Diabetes Care; ePub 2016 Nov 21; Ku, et al

Patients with type 1 diabetes who have a lower blood pressure (BP) of <120/70 mmHg had a substantially lower risk of adverse renal outcomes, regardless of the prior assigned glycemic control strategy, a recent study found. Researchers studied 1,441 participants with type 1 diabetes aged 13 to 39 years who had previously been randomized to receive intensive vs conventional glycemic control in the Diabetes Control and Complications Trial (DCCT).

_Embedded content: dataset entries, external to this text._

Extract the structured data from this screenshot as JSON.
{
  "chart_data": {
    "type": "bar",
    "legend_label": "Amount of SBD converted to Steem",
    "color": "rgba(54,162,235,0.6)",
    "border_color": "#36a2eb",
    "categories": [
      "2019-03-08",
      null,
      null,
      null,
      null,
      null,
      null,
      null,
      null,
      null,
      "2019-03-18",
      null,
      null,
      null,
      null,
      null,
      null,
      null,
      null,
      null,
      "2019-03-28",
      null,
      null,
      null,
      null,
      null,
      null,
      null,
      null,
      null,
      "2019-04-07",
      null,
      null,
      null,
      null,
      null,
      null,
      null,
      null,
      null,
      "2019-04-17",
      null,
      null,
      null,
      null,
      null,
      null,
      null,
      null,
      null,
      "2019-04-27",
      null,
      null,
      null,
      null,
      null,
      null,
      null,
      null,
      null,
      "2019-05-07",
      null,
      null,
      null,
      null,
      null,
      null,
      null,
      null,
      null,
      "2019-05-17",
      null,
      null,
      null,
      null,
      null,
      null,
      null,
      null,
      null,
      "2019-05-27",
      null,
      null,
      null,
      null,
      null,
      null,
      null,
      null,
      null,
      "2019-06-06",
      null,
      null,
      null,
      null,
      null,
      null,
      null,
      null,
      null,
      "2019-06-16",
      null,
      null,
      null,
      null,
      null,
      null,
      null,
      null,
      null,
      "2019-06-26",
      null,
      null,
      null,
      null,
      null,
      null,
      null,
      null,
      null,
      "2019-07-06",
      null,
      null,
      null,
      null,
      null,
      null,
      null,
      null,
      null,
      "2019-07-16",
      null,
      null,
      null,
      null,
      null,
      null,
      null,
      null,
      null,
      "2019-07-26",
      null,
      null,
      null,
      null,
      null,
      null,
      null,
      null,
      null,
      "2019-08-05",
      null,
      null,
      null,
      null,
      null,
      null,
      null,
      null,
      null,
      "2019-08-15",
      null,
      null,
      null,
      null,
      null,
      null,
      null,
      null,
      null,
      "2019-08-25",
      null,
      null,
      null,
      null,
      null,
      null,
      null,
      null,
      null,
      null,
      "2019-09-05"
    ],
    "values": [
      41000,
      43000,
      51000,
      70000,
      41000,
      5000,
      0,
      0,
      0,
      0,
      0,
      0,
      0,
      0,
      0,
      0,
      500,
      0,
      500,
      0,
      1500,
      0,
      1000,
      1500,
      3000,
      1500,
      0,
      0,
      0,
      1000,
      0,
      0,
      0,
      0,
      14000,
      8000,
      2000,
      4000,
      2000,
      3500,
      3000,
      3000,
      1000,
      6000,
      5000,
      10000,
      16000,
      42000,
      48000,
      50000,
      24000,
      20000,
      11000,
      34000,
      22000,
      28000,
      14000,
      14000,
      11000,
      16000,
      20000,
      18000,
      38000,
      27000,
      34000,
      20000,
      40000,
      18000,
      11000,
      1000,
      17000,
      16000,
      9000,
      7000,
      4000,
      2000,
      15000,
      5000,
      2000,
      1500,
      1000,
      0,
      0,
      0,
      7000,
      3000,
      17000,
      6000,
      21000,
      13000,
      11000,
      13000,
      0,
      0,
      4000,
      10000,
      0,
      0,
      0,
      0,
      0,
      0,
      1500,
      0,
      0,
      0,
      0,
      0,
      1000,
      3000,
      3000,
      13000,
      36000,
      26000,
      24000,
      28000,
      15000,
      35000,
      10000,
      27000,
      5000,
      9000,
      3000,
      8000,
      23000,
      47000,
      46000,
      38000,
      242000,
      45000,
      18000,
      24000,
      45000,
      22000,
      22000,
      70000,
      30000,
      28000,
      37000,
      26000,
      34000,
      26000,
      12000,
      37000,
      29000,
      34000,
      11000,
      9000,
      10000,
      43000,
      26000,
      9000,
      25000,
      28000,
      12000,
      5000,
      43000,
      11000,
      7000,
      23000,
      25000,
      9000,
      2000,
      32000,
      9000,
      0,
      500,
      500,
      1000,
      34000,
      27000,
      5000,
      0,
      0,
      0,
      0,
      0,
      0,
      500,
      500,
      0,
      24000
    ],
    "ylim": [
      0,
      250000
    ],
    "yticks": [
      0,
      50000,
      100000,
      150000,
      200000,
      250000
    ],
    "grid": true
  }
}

They found:

  • There were 84 cases of stage III chronic kidney disease (CKD) and 169 cases of macroalbuminuria during median follow-up of 24 years.
  • Systolic BP (SBP) in the <120 mmHg ranges was associated with a 0.59 times risk of macroalbuminuria and a 0.32 times risk of stage III CKD compared with SBPs between 130 and 140 mmHg.
  • Diastolic BP (DBP) in the <70 mmHg ranges were associated with a 0.73 times risk of macroalbuminuria and a 0.47 times risk of stage III CKD compared to DBPs between 80 and 90 mmHg.

Citation:

Ku E, McCulloch CE, Mauer M, Gitelman SE, Grimes BA, Hsu C. Association between blood pressure and adverse renal events in type 1 diabetes. [Published online ahead of print November 21, 2016]. Diabetes Care. doi:10.2337/dc16-0857.